Real or not real? Real.

(Mockingjay premiers tonight so I thought the title was appropriate.)


Today marked an exciting step towards my journey abroad: my visa is here! The Spanish Consulate is very particular about visas–you have to take the application to the consulate in person, which for me meant going to Houston, Texas. Luckily for me, one of our lovely study abroad coordinators traveled to Houston for our entire group to get our visas. All I had to do was take a non-smiling photo at CVS, fill out a short form, and figure out what’s the big deal about money orders vs. a regular check. No problema. Actually, the hardest part of the process was not smiling for the photo while standing there with one of my best friends who is also going to Spain. I mean, how can you not smile when you’re preparing to study abroad?

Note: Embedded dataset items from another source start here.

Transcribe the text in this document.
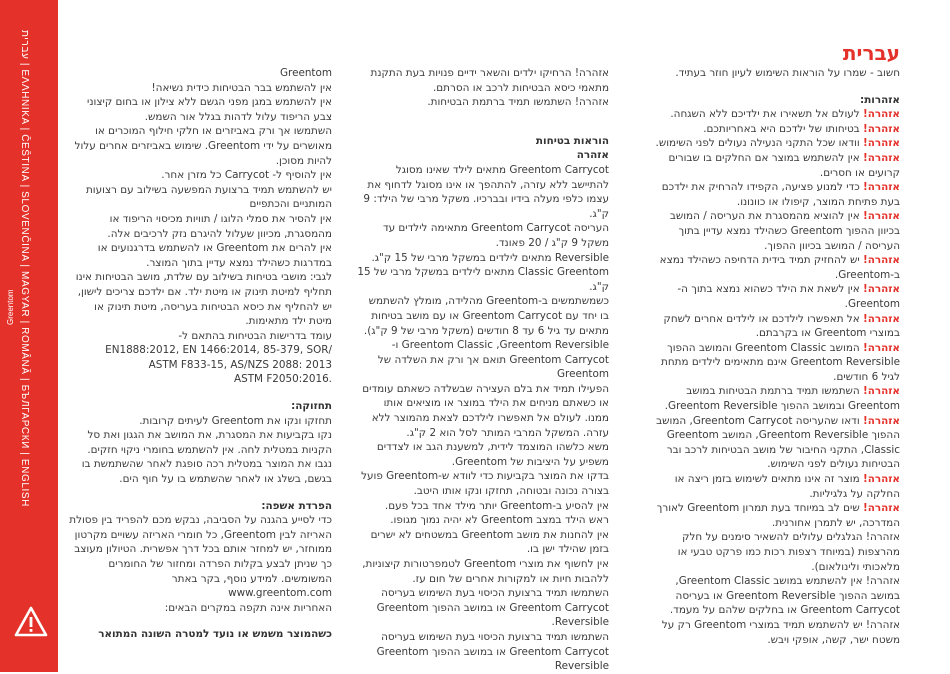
עברית | ΕΛΛΗΝΙΚΑ | ČEŠTINA | SLOVENČINA | MAGYAR | ROMÂNĂ | БЪЛГАРСКИ | ENGLISH
Greentom

עברית

חשוב - שמרו על הוראות השימוש לעיון חוזר בעתיד.

אזהרות:

אזהרה! לעולם אל תשאירו את ילדיכם ללא השגחה.

אזהרה! בטיחותו של ילדכם היא באחריותכם.

אזהרה! וודאו שכל התקני הנעילה נעולים לפני השימוש.

אזהרה! אין להשתמש במוצר אם החלקים בו שבורים קרועים או חסרים.

אזהרה! כדי למנוע פציעה, הקפידו להרחיק את ילדכם בעת פתיחת המוצר, קיפולו או כוונונו.

אזהרה! אין להוציא מהמסגרת את העריסה / המושב בכיוון ההפוך Greentom כשהילד נמצא עדיין בתוך העריסה / המושב בכיוון ההפוך.

אזהרה! יש להחזיק תמיד בידית הדחיפה כשהילד נמצא ב-Greentom.

אזהרה! אין לשאת את הילד כשהוא נמצא בתוך ה-Greentom.

אזהרה! אל תאפשרו לילדכם או לילדים אחרים לשחק במוצרי Greentom או בקרבתם.

אזהרה! המושב Greentom Classic והמושב ההפוך Greentom Reversible אינם מתאימים לילדים מתחת לגיל 6 חודשים.

אזהרה! השתמשו תמיד ברתמת הבטיחות במושב Greentom ובמושב ההפוך Greentom Reversible.

אזהרה! ודאו שהעריסה Greentom Carrycot, המושב ההפוך Greentom Reversible, המושב Greentom Classic, התקני החיבור של מושב הבטיחות לרכב ובר הבטיחות נעולים לפני השימוש.

אזהרה! מוצר זה אינו מתאים לשימוש בזמן ריצה או החלקה על גלגיליות.

אזהרה! שים לב במיוחד בעת תמרון Greentom לאורך המדרכה, יש לתמרן אחורנית.

אזהרה! הגלגלים עלולים להשאיר סימנים על חלק מהרצפות (במיוחד רצפות רכות כמו פרקט טבעי או מלאכותי ולינולאום).

אזהרה! אין להשתמש במושב Greentom Classic, במושב ההפוך Greentom Reversible או בעריסה Greentom Carrycot או בחלקים שלהם על מעמד.

אזהרה! יש להשתמש תמיד במוצרי Greentom רק על משטח ישר, קשה, אופקי ויבש.

אזהרה! הרחיקו ילדים והשאר ידיים פנויות בעת התקנת מתאמי כיסא הבטיחות לרכב או הסרתם.

אזהרה! השתמשו תמיד ברתמת הבטיחות.

הוראות בטיחות

אזהרה

Greentom Carrycot מתאים לילד שאינו מסוגל להתיישב ללא עזרה, להתהפך או אינו מסוגל לדחוף את עצמו כלפי מעלה בידיו ובברכיו. משקל מרבי של הילד: 9 ק"ג.

העריסה Greentom Carrycot מתאימה לילדים עד משקל 9 ק"ג / 20 פאונד.

Reversible מתאים לילדים במשקל מרבי של 15 ק"ג. Classic Greentom מתאים לילדים במשקל מרבי של 15 ק"ג.

כשמשתמשים ב-Greentom מהלידה, מומלץ להשתמש בו יחד עם Greentom Carrycot או עם מושב בטיחות מתאים עד גיל 6 עד 8 חודשים (משקל מרבי של 9 ק"ג). Greentom Classic ,Greentom Reversible ו-Greentom Carrycot תואם אך ורק את השלדה של Greentom

הפעילו תמיד את בלם העצירה שבשלדה כשאתם עומדים או כשאתם מניחים את הילד במוצר או מוציאים אותו ממנו. לעולם אל תאפשרו לילדכם לצאת מהמוצר ללא עזרה. המשקל המרבי המותר לסל הוא 2 ק"ג.

משא כלשהו המוצמד לידית, למשענת הגב או לצדדים משפיע על היציבות של Greentom.

בדקו את המוצר בקביעות כדי לוודא ש-Greentom פועל בצורה נכונה ובטוחה, תחזקו ונקו אותו היטב.

אין להסיע ב-Greentom יותר מילד אחד בכל פעם.

ראש הילד במצב Greentom לא יהיה נמוך מגופו.

אין להחנות את מושב Greentom במשטחים לא ישרים בזמן שהילד ישן בו.

אין לחשוף את מוצרי Greentom לטמפרטורות קיצוניות, ללהבות חיות או למקורות אחרים של חום עז.

השתמשו תמיד ברצועת הכיסוי בעת השימוש בעריסה Greentom Carrycot או במושב ההפוך Greentom Reversible.

השתמשו תמיד ברצועת הכיסוי בעת השימוש בעריסה Greentom Carrycot או במושב ההפוך Greentom Reversible

Greentom

אין להשתמש בבר הבטיחות כידית נשיאה!

אין להשתמש במגן מפני הגשם ללא צילון או בחום קיצוני צבע הריפוד עלול לדהות בגלל אור השמש.

השתמשו אך ורק באביזרים או חלקי חילוף המוכרים או מאושרים על ידי Greentom. שימוש באביזרים אחרים עלול להיות מסוכן.

אין להוסיף ל- Carrycot כל מזרן אחר.

יש להשתמש תמיד ברצועת המפשעה בשילוב עם רצועות המותניים והכתפיים

אין להסיר את סמלי הלוגו / תוויות מכיסוי הריפוד או מהמסגרת, מכיוון שעלול להיגרם נזק לרכיבים אלה.

אין להרים את Greentom או להשתמש בדרגנועים או במדרגות כשהילד נמצא עדיין בתוך המוצר.

לגבי: מושבי בטיחות בשילוב עם שלדת, מושב הבטיחות אינו תחליף למיטת תינוק או מיטת ילד. אם ילדכם צריכים לישון, יש להחליף את כיסא הבטיחות בעריסה, מיטת תינוק או מיטת ילד מתאימות.

עומד בדרישות הבטיחות בהתאם ל-

EN1888:2012, EN 1466:2014, 85-379, SOR/

ASTM F833-15, AS/NZS 2088: 2013

ASTM F2050:2016.

תחזוקה:

תחזקו ונקו את Greentom לעיתים קרובות.

נקו בקביעות את המסגרת, את המושב את הגגון ואת סל הקניות במטלית לחה. אין להשתמש בחומרי ניקוי חזקים.

נגבו את המוצר במטלית רכה סופגת לאחר שהשתמשת בו בגשם, בשלג או לאחר שהשתמש בו על חוף הים.

הפרדת אשפה:

כדי לסייע בהגנה על הסביבה, נבקש מכם להפריד בין פסולת האריזה לבין Greentom, כל חומרי האריזה עשויים מקרטון ממוחזר, יש למחזר אותם בכל דרך אפשרית. הטיולון מעוצב כך שניתן לבצע בקלות הפרדה ומחזור של החומרים המשומשים. למידע נוסף, בקר באתר www.greentom.com

האחריות אינה תקפה במקרים הבאים:

כשהמוצר משמש או נועד למטרה השונה המתואר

So now I have a passport. I have a plane ticket. And I have a piece of paper with an official consulate stamp that gives me permission to reside in Spain for 6 months. Is this real or not real? With all these official documents, now it’s starting to feel very much real. It will be real in 7 weeks, 6 days, 17 hours, and 33 minutes. And I’m both ecstatic and terrified to the extremes all at the same time.

Ever since I was a little girl, I have dreamed of studying abroad. I remember reading Little Women and wishing to be Amy traveling Europe…speaking in foreign tongues, reading, painting, reveling in the beauty and splendor that the great cities had to offer. Having never been outside the country (other than touristy island cruise stops), the rest of the world is a stranger to me. I read about these places in books, study them in my classes, but they all seem so distant, so removed from my own little corner of the earth. It’s as if the world is this huge hidden treasure just waiting for me to discover new things every day. New foods.  New places.  New customs.  New language.  New people. At long last I have the treasure map, and I am thrilled to start this journey that I know will be the memory of a lifetime.

But I am also terrified. New foods. New places. New customs. New language. New people. Every day. Every day.  Once that plane lands, there is no going back. There is no “I really could go for a home-cooked American meal with my family watching our favorite English movies or hanging out on a Saturday night with some friends back home” to take a break from the newness of everything around me. Emails, social media, and Skype, when I can use them, are not the same as crying from laughter in person over a silly inside joke, or a hug from your best friend when you need reassurance and encouragement. Now it helps, of course, that one of my best friends is going to Spain with me, and I am confident that I will make some amazing new friends along the way. But I am also leaving behind some incredibly important people in my life, and it’s a strange and saddening thought to be going through life for half a year without those people. It’s a scary thought.

Sometimes, though, I think doing things that scare you can be a good thing. That’s how we grow as people. If we never risked anything, we’d never gain anything either. I know that the people I love will be back here waiting for me when I return to the States, and I can’t wait to greet them with huge hugs and tell them story after story of my adventures at a mile a minute.